WFP today appealed to Kenyan authorities to allow food assistance on 140 trucks to cross into Somalia.
Delays in distributing food this month to 108,000 people in Gedo district risks further aggravating the alarming rates of malnutrition that are already reported there
WFP Somalia Country Director Peter Goossens
The WFP food is enough to feed more than 100,000 people for three months amid warnings of rising malnutrition in the South.
The WFP-contracted trucks left the Kenyan port of Mombasa and were unexpectedly stopped at the Northeast Kenyan border crossing of El-Wak since they first started arriving there on 25 May.
Choosing a route
“The Kenyan overland route was chosen because of major problems with sea routes to Somalia plagued by pirate attacks,” said WFP Somalia Country Director Peter Goossens. “Delays in distributing food this month to 108,000 people in Gedo district risks further aggravating the alarming rates of malnutrition that are already reported there.”
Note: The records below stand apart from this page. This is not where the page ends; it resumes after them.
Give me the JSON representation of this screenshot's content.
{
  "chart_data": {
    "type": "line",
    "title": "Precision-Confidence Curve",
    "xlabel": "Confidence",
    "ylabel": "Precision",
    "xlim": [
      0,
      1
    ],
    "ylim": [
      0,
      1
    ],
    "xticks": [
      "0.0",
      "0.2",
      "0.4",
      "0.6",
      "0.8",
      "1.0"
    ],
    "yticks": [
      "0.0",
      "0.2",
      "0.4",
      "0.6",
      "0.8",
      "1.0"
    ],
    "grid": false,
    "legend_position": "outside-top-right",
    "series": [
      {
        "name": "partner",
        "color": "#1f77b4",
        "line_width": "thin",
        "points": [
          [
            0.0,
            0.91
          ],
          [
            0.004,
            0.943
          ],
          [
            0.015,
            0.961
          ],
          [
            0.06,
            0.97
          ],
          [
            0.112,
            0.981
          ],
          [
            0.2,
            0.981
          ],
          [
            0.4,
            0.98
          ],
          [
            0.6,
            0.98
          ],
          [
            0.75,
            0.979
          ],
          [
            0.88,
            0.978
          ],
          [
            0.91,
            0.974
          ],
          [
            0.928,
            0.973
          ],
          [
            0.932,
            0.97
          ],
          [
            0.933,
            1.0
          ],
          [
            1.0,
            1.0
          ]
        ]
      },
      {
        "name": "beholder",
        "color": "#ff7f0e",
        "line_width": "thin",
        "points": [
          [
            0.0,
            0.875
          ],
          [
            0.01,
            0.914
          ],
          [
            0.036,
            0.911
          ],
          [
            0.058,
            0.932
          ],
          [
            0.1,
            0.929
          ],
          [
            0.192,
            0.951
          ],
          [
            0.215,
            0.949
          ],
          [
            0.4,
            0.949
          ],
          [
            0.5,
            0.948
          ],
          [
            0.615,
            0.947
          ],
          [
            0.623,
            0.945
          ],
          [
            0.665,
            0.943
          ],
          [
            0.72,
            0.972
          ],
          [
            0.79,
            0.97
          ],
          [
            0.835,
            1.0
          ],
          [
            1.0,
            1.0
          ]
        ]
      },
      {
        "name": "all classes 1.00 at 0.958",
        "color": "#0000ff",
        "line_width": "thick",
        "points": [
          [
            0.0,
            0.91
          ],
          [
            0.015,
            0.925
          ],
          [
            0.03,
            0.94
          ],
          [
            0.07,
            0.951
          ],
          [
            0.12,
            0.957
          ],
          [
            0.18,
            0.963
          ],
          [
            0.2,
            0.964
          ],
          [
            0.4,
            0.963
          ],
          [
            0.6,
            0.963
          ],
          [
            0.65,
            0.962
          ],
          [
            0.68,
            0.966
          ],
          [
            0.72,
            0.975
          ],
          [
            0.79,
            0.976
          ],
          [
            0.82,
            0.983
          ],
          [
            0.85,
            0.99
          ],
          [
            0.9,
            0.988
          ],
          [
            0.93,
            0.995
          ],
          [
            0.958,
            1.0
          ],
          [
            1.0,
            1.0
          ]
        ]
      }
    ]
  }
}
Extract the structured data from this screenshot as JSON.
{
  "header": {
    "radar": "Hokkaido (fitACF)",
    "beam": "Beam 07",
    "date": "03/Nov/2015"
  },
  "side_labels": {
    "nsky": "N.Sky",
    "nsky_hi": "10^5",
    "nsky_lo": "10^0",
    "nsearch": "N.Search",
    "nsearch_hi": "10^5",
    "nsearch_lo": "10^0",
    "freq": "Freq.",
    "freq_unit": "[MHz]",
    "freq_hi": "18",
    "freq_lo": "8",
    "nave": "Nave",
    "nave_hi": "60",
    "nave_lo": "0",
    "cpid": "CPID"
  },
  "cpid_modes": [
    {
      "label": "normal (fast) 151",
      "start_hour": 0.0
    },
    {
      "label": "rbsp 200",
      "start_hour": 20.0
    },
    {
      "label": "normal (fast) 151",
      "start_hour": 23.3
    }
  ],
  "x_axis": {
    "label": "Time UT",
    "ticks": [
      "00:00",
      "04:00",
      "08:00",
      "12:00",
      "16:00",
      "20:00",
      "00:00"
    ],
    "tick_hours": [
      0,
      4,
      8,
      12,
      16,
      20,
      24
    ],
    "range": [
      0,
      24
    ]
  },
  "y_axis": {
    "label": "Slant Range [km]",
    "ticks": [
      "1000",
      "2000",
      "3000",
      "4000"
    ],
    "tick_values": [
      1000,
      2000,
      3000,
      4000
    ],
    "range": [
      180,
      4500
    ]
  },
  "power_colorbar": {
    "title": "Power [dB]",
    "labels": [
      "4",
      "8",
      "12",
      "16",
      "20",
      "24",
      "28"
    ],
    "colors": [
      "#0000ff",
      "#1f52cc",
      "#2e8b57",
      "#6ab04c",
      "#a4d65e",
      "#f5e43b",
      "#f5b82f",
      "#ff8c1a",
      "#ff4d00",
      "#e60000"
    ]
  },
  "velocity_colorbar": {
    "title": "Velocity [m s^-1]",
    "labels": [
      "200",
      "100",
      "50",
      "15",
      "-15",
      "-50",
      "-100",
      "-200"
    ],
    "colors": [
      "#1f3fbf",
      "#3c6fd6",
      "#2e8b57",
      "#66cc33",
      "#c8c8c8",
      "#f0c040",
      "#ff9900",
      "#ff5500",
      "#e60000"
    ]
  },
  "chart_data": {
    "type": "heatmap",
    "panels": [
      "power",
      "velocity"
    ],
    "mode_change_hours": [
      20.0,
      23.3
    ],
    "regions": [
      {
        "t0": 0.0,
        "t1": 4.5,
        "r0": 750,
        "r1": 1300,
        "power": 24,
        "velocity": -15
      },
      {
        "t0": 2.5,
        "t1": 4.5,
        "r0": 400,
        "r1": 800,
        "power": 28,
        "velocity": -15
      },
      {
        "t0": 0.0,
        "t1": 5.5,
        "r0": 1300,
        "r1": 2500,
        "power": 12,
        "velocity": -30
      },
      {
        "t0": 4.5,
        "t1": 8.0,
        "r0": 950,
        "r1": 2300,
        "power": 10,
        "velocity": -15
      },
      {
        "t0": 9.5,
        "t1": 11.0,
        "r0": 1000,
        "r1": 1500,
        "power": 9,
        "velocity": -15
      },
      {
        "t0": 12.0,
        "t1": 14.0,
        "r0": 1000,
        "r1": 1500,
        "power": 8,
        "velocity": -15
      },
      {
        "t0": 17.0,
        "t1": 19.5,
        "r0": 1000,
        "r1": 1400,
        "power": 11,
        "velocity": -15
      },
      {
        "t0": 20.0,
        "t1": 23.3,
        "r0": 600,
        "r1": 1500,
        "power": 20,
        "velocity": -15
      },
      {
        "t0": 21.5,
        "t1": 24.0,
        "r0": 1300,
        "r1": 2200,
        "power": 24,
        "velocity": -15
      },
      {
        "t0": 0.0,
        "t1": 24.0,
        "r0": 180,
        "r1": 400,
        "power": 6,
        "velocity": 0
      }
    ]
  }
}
“We are in intense contacts with Kenyan authorities to facilitate the passage of this cargo into Somalia so that food distributions can urgently resume in southern Gedo,” Goosens added. “Kenya had allowed us to use El-Wak since January because it is the most direct route to southern Gedo, where food assistance is urgently needed.
The rains on top of the already very poor road network in Somalia to southern Gedo make using other Kenyan crossing points at Mandera to the north of El-Wak and Liboi to the south almost impossible.”
Many of the 140 WFP-contracted trucks had waited so long at El-Wak that they were unloaded in recent days and the food assistance moved to a local warehouse.
The Government of Kenya has closed its border with Somalia since January to people and commercial traffic, but humanitarian assistance was previously allowed across into Somalia.
In the coming days, a third round of WFP food distributions to people driven from their homes by fighting in Mogadishu is due to start. A total of 150,000 people should receive food including those who are still displaced, some who have returned to Mogadishu and members of host communities.
The UN Food and Agriculture Organization’s Food Security Analysis Unit (FSAU) for Somalia warned on June 15 that malnutrition was increasing in the Middle and Lower Shabelle areas of southern Somalia.
It reported acute malnutrition rates above the emergency threshold of 15 percent and extremely high severe acute malnutrition rates of 4.9 percent.
It has also warned of a possible crop failure in parts of south and central Somalia because of poor rains.
FSAU said the reasons for worsening food insecurity in Shabelle were the culmulative impact of conflict, insecurity and internal displacement compounded by an epidemic of acute watery diarrhoea, farming losses from floods and three seasons of below normal cereal production.
In Gedo region, which borders on Kenya, acute malnutrition rates of 15-20 percent were reported in April. In 2007, WFP plans to assist more than 1 million people across Somalia.